Я сижу за мраморным столиком. Заказываю еще стакан овомальтина. Надо найти какое-то развлечение, чтобы ждать было не так утомительно. Я вспомнила железнодорожные станции и вокзалы, в Тойфене, в Штаце, в Риги, в Венгене. Я училась плаванию в бассейне, а мой отец, одетый по-зимнему, прятался от солнца и сидел в тени. Летом над нами вставало странное, больное солнце, с трудом пробивавшееся сквозь сумерки, свет от него был как в лесной чаще или среди болот, словно не с неба, а от ядовитых грибов и ягод, от влажного перегноя. Мы ловили эти нерадостные лучи, стремились к ним, как в недоступный оазис покоя. Отец с дочерью прогуливались, держась за руки, точно пожилые супруги. Он называл мне горные вершины, указывая на них. В гостинице на столы, на круассаны, на ножи и вилки падал металлический свет. Мы завтракали. За стеклом веранды был Маттерхорн, яркое солнце, обновление жизни. Соседний стол занимала дама с тремя дочерьми. Их выпуклые лбы словно излучали счастье. Им повезло, думала я, они родились счастливыми. Дама и девицы демонстрировали какую-то неистребимую радость, прямо-таки дьявольскую безмятежность.
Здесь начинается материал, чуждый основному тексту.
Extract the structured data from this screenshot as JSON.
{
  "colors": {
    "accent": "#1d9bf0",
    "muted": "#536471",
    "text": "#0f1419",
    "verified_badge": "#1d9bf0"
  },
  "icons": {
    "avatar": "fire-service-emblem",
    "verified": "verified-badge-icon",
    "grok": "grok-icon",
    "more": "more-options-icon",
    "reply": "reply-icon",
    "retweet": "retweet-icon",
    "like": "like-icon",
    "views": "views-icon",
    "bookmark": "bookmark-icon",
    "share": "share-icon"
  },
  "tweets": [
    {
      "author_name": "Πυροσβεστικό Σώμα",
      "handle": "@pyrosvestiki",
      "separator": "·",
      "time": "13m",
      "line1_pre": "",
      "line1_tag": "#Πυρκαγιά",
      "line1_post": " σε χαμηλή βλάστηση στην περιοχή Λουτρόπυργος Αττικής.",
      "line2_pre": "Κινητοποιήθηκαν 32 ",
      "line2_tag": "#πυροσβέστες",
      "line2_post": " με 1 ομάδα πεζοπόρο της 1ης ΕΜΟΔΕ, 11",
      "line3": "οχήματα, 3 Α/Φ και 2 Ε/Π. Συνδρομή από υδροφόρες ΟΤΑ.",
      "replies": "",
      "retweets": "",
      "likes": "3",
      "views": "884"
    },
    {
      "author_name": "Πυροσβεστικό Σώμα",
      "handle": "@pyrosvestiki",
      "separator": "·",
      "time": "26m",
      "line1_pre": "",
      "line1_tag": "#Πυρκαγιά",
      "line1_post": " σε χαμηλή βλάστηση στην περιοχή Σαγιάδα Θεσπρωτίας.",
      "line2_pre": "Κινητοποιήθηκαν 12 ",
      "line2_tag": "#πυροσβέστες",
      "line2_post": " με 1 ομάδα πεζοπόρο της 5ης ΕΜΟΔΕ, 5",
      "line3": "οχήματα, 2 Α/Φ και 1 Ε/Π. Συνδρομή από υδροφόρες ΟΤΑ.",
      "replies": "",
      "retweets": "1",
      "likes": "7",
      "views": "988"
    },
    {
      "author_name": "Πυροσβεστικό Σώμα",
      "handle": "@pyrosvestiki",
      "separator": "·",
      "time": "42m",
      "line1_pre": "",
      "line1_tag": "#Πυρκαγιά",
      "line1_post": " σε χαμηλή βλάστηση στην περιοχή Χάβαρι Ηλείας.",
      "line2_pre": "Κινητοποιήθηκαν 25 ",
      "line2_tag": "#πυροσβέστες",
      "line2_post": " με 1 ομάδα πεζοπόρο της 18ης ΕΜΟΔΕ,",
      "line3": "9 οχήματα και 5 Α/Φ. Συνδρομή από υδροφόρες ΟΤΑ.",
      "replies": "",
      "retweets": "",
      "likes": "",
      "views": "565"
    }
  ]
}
— Видишь, wie glücklich sie sind[39], — сказала я отцу. (Может быть, он понял так, что это я счастлива, — отец был очень рассеянный человек.)
Весь день эта сияющая от счастья троица стояла у меня перед глазами. Справа — младшая сестра, с самой маленькой головой, лобик поуже, глаза поменьше. Узкие ноздри. Прическа у нее была такая же, как у старшей сестры, и безжалостно прямой пробор при всей своей безжалостности казался игривым. На прогулке, когда мы встречались с этой семьей, счастье возносило их над нами на недосягаемую высоту: мы с отцом из года в год были все так же одиноки, даже нелюдимы, и, если, как это часто бывает в гостиницах, кто-то подсаживался к нашему столу, думая сделать нам приятное, мы пугались. Мы здоровались с соседями по столу, когда приходили завтракать. И прощались, когда вставали из-за стола: мы каждый раз управлялись с завтраком раньше остальных.